Tonight's Poet Corner: Introspection

I don't know if I'm as happy as I can be right now.

Don't get me wrong - maybe it's just my mood today. Maybe it's the fact that I'm fighting a cold, worrying that I won't be able to go to the final Giants game of the season with my family and friend if I get too sick. Maybe it's just my ongoing adjustment to my new job and surroundings. Maybe I haven't been eating enough lately, or sleeping enough, or exercising enough. Maybe I haven't paced my workload well enough, or I'm just not used to getting new things piled on or changed on me even when I've finally got everything figured out. Maybe I'm just a little annoyed that my paycheck's going to be smaller than expected.

Or maybe I'm just grumpy and whiny and should just shut up and understand just how damn good I have it. I mean, I could be in a situation that's a lot worse. #firstworldproblems!

All of those things could be factors as to why I'm feeling the way I am right now. But, all the same, the statement remains true for the time being: I don't know if I'm as happy as I can be.

Trust me, there are a lot of things going super well for me. Next week is my one year wedding anniversary (eeeeeeeeee!), and I couldn't be happier. I love my wife with all of my heart and can't wait to celebrate with her after watching her kill it onstage in the city! Apart from that, I feel like I have supportive colleagues and friends, and most of my students work hard and are fun to teach. As much as I'm not doing as much writing as I had hoped, I still get to come home, relax, have dinner, and do a few activities like crosswords and reading to decompress. The truth is, a lot of things are settling in my life, and it means more security, more benefits, and better health.

I just don't feel...as one hundred percent as I used to. I don't know how else to describe it. I guess I've been a lot more tired recently. Drained, mentally quitting around five o'clock because I've used up all my extroversion and brain capacity at school. It's difficult to keep up with my passions when my day job takes so much out of me. Sure, it's a day job I enjoy, but I'd like to be able to balance it a wee bit more. I guess I'll have to keep working on it - this is, after all, my first official year teaching at a public school.

I know I've been trying to do this collaborative music/poetry thing with a good buddy of mine, but until he moves up to my area, I just don't have the time or energy to manage it online. I haven't touched my guitar in months. I haven't written a full novel in years. I know that I have to come to terms with the fact that I will most likely never be able to make a living off of writing alone - not unless I return to the nightmarish office environment that I failed so hard in when I was twenty-two years old. I know that teaching is something I'm good at and something I like and something that helps the community  - it's just that now, unlike my previous teaching job, it all feels like so much more.

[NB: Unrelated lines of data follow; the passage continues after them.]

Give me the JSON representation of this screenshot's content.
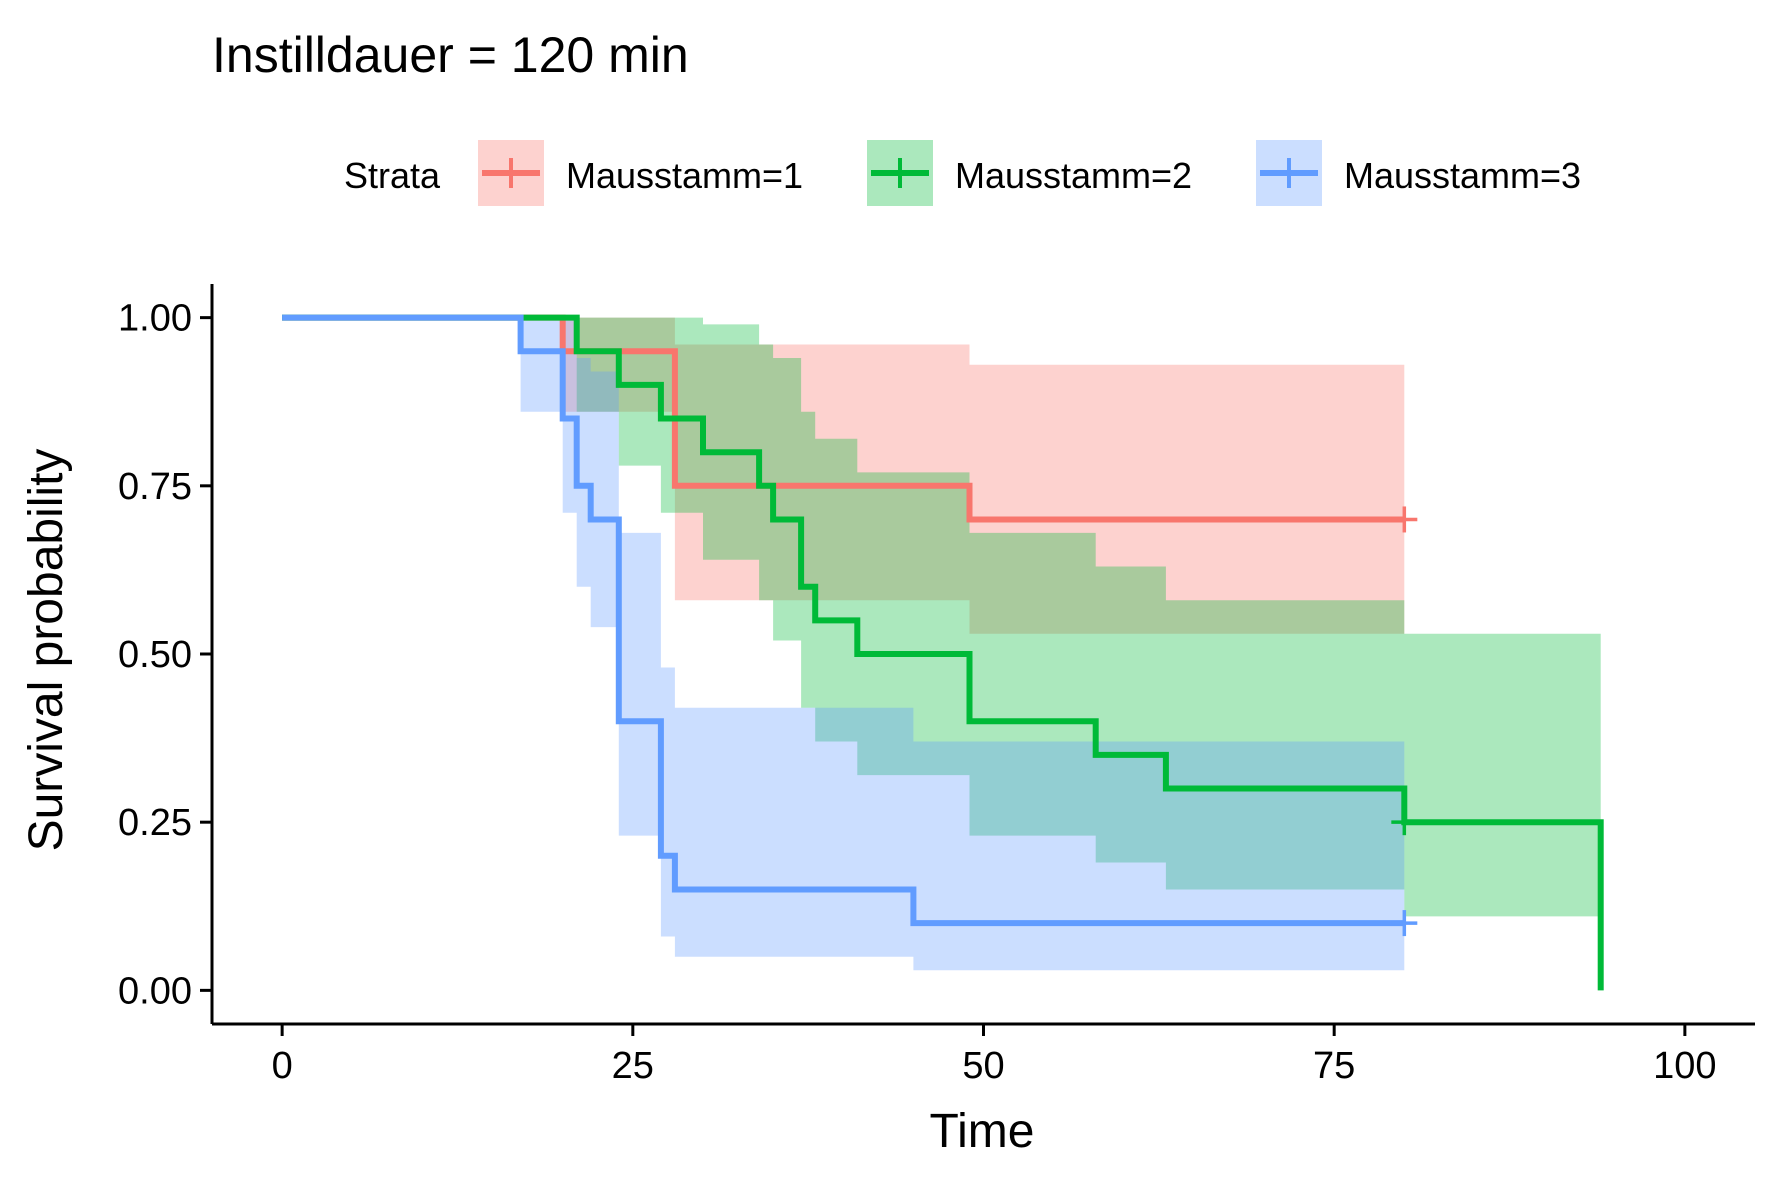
{
  "chart_data": {
    "type": "line",
    "subtype": "kaplan-meier",
    "title": "Instilldauer = 120 min",
    "xlabel": "Time",
    "ylabel": "Survival probability",
    "xlim": [
      -5,
      105
    ],
    "ylim": [
      -0.05,
      1.05
    ],
    "x_ticks": [
      0,
      25,
      50,
      75,
      100
    ],
    "x_tick_labels": [
      "0",
      "25",
      "50",
      "75",
      "100"
    ],
    "y_ticks": [
      0,
      0.25,
      0.5,
      0.75,
      1
    ],
    "y_tick_labels": [
      "0.00",
      "0.25",
      "0.50",
      "0.75",
      "1.00"
    ],
    "grid": false,
    "legend": {
      "title": "Strata",
      "position": "top"
    },
    "series": [
      {
        "name": "Mausstamm=1",
        "color": "#F8766D",
        "steps": [
          [
            0,
            1.0
          ],
          [
            20,
            0.95
          ],
          [
            28,
            0.75
          ],
          [
            49,
            0.7
          ]
        ],
        "end_time": 80,
        "censored": [
          [
            80,
            0.7
          ]
        ],
        "ci": [
          [
            0,
            1.0,
            1.0
          ],
          [
            20,
            0.86,
            1.0
          ],
          [
            28,
            0.58,
            0.96
          ],
          [
            34,
            0.58,
            0.96
          ],
          [
            49,
            0.53,
            0.93
          ]
        ]
      },
      {
        "name": "Mausstamm=2",
        "color": "#00BA38",
        "steps": [
          [
            0,
            1.0
          ],
          [
            21,
            0.95
          ],
          [
            24,
            0.9
          ],
          [
            27,
            0.85
          ],
          [
            30,
            0.8
          ],
          [
            34,
            0.75
          ],
          [
            35,
            0.7
          ],
          [
            37,
            0.6
          ],
          [
            38,
            0.55
          ],
          [
            41,
            0.5
          ],
          [
            49,
            0.4
          ],
          [
            58,
            0.35
          ],
          [
            63,
            0.3
          ],
          [
            80,
            0.25
          ],
          [
            94,
            0.0
          ]
        ],
        "end_time": 94,
        "censored": [
          [
            80,
            0.25
          ]
        ],
        "ci": [
          [
            0,
            1.0,
            1.0
          ],
          [
            21,
            0.86,
            1.0
          ],
          [
            24,
            0.78,
            1.0
          ],
          [
            27,
            0.71,
            1.0
          ],
          [
            30,
            0.64,
            0.99
          ],
          [
            34,
            0.58,
            0.96
          ],
          [
            35,
            0.52,
            0.94
          ],
          [
            37,
            0.42,
            0.86
          ],
          [
            38,
            0.37,
            0.82
          ],
          [
            41,
            0.32,
            0.77
          ],
          [
            49,
            0.23,
            0.68
          ],
          [
            58,
            0.19,
            0.63
          ],
          [
            63,
            0.15,
            0.58
          ],
          [
            80,
            0.11,
            0.53
          ]
        ]
      },
      {
        "name": "Mausstamm=3",
        "color": "#619CFF",
        "steps": [
          [
            0,
            1.0
          ],
          [
            17,
            0.95
          ],
          [
            20,
            0.85
          ],
          [
            21,
            0.75
          ],
          [
            22,
            0.7
          ],
          [
            24,
            0.4
          ],
          [
            27,
            0.2
          ],
          [
            28,
            0.15
          ],
          [
            45,
            0.1
          ]
        ],
        "end_time": 80,
        "censored": [
          [
            80,
            0.1
          ]
        ],
        "ci": [
          [
            0,
            1.0,
            1.0
          ],
          [
            17,
            0.86,
            1.0
          ],
          [
            20,
            0.71,
            1.0
          ],
          [
            21,
            0.6,
            0.94
          ],
          [
            22,
            0.54,
            0.92
          ],
          [
            24,
            0.23,
            0.68
          ],
          [
            27,
            0.08,
            0.48
          ],
          [
            28,
            0.05,
            0.42
          ],
          [
            45,
            0.03,
            0.37
          ]
        ]
      }
    ]
  }
}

And in many ways, it is a whole lot more. I'm fairly certain that if I weren't teaching Yearbook, over seventy-five percent of my current stress right now would be gone. I still continue questioning whether or not I am the right fit for this position. I like what I do, and I like the school, and I like my Yearbook staff, and I like my job and want to try to stay. But what if, in the end, it's not what I hoped?

And what if, in the end, that doesn't matter, and I just have to suck it up and deal with it so I can continue to pay rent and have health insurance and live a longer, presumably happier life?

I believe that, in many ways, I'm content and fulfilled. I'm contributing in ways that are significant, and I'm still catering to some of my passions at least part of the time. I want to remind myself that life is never one hundred percent great all the time. I will have to work hard, and sometimes even fail, and deal with pain and anger and grief, and I just have to push forward. Because if I do, the results and the happiness I get in the end will be worth it.

Life is not perfect. Adulthood is not easy. Some years will be more difficult than others, and I can never expect to be at peak happiness all the time. What matters is the number of moments you have in which you laugh, inspire, and create. And I think I'm living a lot of those moments in my job and with my loved ones, especially now.

I just need to remind myself that maybe that's enough.

Have a great night and a great weekend, everyone.